I would like a pure R way to test whether two arbitrary files are different. So, the equivalent to diff -q
in Unix, but should work on Windows and without external dependencies.
I'm aware of tools::Rdiff
, but it seems to only want to deal with R output files and complains loudly if I feed it something else.
Without using memory, if the files are too large:
library(tools)
md5sum("file_1.txt") == md5sum("file_2.txt")
I realize this is not exactly what you're asking for, but I post it for the benefit of others who run into this question wanting to see the full diff and willing to tolerate external dependencies. In that case, diffobj
will show them to you with a real diff that works on windows, with the same algorithm as GNU diff. In this example, we compare the Moby Dick text to a version of it with 5 lines modified:
library(diffobj)
diffFile(mob.1.txt, mob.2.txt) # or `diffChr` if you data in R already
Produces:
If you want something faster while still getting the locations of the differences you can get the shortest edit script, from the same package:
ses(readLines(mob.1.txt), readLines(mob.2.txt))

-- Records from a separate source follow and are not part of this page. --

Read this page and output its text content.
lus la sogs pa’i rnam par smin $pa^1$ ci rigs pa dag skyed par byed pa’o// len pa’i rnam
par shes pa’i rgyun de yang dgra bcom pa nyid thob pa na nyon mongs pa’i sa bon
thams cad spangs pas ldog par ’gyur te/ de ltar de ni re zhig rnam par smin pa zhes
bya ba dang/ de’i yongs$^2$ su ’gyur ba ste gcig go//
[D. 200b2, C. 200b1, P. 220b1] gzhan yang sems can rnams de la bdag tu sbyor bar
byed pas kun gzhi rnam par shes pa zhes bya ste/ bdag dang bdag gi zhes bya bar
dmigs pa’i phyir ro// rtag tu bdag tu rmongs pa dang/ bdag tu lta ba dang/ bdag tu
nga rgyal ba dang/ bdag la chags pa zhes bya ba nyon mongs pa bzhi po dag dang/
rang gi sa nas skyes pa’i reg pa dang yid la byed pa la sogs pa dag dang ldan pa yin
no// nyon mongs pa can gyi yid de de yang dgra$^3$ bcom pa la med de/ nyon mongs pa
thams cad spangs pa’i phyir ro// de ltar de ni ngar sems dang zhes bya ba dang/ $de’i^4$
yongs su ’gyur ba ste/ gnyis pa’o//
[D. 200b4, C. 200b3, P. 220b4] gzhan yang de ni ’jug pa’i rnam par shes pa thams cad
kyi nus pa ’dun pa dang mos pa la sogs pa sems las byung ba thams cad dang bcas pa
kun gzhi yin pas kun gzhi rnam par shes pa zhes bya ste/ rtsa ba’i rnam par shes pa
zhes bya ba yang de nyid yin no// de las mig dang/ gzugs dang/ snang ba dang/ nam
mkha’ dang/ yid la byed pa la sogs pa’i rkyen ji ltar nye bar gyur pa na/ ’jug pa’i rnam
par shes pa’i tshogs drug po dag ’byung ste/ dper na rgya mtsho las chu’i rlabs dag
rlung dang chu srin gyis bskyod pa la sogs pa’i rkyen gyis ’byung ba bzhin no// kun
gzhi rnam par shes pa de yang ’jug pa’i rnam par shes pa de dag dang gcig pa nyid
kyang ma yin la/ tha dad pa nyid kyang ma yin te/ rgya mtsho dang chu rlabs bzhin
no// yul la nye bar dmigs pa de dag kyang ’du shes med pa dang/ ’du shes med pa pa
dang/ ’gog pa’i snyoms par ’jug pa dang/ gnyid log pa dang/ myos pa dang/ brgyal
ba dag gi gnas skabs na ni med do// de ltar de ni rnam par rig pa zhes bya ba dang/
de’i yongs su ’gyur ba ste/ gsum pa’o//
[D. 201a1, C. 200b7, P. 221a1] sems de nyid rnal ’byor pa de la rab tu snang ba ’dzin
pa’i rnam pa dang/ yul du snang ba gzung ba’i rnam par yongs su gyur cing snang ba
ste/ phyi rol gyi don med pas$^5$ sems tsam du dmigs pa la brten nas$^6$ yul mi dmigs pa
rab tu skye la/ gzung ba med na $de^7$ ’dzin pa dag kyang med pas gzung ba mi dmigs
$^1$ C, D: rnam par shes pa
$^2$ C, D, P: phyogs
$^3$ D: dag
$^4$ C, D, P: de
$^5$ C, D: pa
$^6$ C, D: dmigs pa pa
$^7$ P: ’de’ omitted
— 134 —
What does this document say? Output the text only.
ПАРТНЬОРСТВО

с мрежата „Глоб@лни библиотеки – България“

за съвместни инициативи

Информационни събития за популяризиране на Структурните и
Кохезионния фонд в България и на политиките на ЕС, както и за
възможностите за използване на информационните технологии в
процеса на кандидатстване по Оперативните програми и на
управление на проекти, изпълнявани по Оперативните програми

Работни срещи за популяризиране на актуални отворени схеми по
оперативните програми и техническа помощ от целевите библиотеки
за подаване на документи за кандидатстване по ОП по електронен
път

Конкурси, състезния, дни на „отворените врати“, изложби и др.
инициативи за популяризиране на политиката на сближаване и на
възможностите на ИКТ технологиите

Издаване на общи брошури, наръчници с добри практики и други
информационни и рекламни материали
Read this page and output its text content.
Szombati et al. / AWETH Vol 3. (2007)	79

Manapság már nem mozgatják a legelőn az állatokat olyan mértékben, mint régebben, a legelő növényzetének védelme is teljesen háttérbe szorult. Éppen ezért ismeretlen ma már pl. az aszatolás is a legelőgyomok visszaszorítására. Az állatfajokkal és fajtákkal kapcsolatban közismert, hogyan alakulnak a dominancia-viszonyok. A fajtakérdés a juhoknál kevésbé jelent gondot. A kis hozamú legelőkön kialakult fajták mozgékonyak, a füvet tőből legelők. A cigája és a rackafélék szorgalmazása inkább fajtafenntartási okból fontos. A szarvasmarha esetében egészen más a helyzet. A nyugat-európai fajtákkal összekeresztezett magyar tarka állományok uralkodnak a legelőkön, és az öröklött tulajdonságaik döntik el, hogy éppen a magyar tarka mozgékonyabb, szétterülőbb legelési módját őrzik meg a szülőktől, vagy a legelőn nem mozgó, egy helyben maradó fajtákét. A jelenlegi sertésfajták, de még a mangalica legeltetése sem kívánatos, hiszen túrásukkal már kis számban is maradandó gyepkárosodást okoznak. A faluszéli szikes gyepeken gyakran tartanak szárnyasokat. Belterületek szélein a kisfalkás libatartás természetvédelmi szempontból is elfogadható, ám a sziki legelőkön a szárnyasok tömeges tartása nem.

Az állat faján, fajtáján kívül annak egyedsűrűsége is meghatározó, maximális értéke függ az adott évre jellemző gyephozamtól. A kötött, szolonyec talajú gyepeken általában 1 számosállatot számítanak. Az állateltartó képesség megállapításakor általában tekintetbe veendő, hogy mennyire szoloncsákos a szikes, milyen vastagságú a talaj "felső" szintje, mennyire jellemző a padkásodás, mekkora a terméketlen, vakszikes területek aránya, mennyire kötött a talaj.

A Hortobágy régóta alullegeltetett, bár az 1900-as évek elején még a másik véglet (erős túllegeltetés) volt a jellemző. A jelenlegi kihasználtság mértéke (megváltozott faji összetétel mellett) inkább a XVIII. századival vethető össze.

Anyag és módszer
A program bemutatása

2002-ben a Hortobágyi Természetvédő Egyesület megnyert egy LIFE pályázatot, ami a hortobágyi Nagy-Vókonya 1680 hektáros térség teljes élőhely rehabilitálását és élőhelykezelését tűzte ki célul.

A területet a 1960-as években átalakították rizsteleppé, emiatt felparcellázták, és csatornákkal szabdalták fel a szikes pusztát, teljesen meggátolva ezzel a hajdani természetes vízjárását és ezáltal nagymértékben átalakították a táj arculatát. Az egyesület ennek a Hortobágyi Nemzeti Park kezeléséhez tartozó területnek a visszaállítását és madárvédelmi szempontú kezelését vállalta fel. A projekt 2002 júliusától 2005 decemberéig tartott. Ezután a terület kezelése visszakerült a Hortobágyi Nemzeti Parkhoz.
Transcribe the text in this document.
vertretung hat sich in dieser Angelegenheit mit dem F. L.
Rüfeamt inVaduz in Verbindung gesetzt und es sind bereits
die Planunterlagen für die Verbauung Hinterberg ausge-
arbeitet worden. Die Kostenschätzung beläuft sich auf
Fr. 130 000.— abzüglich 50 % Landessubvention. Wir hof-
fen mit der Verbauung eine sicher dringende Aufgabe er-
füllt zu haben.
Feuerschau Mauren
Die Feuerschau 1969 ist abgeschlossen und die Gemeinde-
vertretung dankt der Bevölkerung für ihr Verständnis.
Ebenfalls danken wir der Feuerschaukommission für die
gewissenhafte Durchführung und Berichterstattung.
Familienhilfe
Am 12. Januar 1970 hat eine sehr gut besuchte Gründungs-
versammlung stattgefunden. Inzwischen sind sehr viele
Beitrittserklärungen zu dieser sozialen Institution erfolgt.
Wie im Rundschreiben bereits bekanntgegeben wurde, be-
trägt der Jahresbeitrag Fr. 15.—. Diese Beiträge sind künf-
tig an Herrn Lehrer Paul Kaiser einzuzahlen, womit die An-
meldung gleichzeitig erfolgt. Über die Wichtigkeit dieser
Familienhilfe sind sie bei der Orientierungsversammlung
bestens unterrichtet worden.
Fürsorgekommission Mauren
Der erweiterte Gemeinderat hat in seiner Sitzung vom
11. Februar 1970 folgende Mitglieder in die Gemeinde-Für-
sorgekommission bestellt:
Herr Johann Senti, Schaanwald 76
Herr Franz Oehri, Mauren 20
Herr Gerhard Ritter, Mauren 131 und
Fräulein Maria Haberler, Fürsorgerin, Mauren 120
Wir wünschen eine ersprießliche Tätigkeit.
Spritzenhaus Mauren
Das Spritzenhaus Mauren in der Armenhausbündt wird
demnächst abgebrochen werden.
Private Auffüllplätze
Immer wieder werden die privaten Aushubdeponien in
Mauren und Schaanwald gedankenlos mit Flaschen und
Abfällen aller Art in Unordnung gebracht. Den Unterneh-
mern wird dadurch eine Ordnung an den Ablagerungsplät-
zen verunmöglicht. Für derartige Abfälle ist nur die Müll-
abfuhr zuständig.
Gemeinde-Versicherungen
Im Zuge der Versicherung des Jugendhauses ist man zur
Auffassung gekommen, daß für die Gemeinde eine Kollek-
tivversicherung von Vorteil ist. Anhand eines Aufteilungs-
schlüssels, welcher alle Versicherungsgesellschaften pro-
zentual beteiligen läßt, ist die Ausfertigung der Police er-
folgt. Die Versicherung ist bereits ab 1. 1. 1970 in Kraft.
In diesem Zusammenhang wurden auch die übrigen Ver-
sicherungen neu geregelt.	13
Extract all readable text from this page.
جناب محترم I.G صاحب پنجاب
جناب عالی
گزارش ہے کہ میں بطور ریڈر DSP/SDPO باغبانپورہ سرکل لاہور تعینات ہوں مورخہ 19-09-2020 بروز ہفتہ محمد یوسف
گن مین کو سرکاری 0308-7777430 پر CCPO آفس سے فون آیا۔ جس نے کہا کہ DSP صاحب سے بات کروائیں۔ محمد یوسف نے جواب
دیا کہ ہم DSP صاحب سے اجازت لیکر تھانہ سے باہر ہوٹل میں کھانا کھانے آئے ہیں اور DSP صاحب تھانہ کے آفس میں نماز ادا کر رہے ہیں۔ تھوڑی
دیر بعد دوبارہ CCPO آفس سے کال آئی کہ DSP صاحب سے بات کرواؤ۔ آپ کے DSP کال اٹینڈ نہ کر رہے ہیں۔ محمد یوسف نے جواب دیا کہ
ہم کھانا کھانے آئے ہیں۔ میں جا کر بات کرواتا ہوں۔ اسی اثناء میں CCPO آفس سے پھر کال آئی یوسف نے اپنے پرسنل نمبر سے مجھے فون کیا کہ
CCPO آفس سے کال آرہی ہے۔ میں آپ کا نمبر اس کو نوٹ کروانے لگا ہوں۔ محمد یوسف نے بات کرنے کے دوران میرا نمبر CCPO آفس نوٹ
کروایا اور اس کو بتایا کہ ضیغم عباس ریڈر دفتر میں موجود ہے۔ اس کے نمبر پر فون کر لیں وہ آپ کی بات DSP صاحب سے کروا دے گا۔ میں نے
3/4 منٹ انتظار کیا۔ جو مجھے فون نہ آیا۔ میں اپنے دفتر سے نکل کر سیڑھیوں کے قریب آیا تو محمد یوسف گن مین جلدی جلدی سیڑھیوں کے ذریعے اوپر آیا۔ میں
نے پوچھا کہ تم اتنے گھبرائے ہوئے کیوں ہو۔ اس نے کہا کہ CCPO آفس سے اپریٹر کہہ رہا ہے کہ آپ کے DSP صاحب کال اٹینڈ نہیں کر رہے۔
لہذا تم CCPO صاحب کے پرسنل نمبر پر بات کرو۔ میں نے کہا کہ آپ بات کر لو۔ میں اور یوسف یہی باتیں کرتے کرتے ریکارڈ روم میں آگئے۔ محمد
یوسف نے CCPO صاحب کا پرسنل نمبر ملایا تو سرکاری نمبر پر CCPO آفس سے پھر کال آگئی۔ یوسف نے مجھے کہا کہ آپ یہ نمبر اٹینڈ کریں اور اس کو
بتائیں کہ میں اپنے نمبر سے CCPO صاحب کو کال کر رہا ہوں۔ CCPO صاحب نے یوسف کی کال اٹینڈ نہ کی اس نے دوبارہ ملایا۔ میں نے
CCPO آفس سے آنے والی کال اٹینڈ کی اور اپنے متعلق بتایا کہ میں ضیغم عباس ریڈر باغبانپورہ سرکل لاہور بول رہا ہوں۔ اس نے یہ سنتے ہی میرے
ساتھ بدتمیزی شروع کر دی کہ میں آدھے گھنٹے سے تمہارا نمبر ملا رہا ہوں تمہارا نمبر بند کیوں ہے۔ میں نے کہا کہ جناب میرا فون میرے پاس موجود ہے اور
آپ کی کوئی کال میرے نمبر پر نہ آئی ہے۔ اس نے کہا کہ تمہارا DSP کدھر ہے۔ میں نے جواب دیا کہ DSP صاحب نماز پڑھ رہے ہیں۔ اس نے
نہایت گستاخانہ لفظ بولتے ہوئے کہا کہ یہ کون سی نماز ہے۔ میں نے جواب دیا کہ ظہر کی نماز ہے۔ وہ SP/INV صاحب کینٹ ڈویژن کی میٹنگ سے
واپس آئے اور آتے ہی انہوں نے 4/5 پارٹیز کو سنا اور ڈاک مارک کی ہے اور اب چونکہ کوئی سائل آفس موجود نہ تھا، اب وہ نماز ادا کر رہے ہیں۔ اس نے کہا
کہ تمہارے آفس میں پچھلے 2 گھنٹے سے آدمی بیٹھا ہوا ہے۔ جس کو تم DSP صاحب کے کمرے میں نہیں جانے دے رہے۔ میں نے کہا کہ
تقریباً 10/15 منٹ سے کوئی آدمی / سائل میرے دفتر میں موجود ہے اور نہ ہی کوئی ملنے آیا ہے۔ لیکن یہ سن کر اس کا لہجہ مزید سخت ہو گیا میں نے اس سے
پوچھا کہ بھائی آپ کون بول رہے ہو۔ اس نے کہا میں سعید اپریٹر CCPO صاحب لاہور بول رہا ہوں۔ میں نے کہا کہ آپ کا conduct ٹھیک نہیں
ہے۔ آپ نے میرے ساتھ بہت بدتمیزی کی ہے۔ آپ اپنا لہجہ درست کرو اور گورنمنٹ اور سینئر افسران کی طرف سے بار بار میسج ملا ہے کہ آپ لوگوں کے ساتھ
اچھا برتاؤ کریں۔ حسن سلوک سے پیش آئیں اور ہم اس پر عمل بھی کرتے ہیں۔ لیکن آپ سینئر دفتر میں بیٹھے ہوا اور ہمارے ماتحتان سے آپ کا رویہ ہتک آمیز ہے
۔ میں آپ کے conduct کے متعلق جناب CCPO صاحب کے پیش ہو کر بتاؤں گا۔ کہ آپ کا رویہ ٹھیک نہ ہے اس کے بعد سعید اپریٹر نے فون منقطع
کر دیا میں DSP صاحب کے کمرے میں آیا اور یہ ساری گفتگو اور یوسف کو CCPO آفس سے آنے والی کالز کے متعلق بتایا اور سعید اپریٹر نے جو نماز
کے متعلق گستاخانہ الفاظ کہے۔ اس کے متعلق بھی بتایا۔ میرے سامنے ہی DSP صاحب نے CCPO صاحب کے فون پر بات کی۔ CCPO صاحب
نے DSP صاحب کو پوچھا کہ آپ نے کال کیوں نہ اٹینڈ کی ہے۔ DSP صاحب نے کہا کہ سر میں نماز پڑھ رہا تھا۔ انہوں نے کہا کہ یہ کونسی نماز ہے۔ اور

# [1] "1127c1127" "2435c2435" "6417c6417" "13919c13919"
Code to get the Moby Dick data (note I didn't set seed, so you'll get different lines):
moby.dick.url <- 'http://www.gutenberg.org/files/2701/2701-0.txt'
moby.dick.raw <- moby.dick.UC <- readLines(moby.dick.url)
to.UC <- sample(length(moby.dick.raw), 5)
moby.dick.UC[to.UC] <- toupper(moby.dick.UC[to.UC])
mob.1.txt <- tempfile()
mob.2.txt <- tempfile()
writeLines(moby.dick.raw, mob.1.txt)
writeLines(moby.dick.UC, mob.2.txt)
the closest to the unix command is diffr
- it shows a really nice side by side window with all the different lines marked in color.
library(diffr)
diffr(filename1, filename2)
shows
Example solution:
(Using all.equals utility from: https://stat.ethz.ch/R-manual/R-devel/library/base/html/all.equal.html)
filenameForA <- "my_file_A.txt"
filenameForB <- "my_file_B.txt"
all.equal(readLines(filenameForA), readLines(filenameForB))
Note, that
readLines(filename)
reads all the lines from given file specified by filename,
then all.equal can figure out if the files differ or not.
Make sure to read the documentation from above to understand fully.
I've to admit, that if the files are very large, this might not be the best option.
all.equal(readLines(f1), readLines(f2))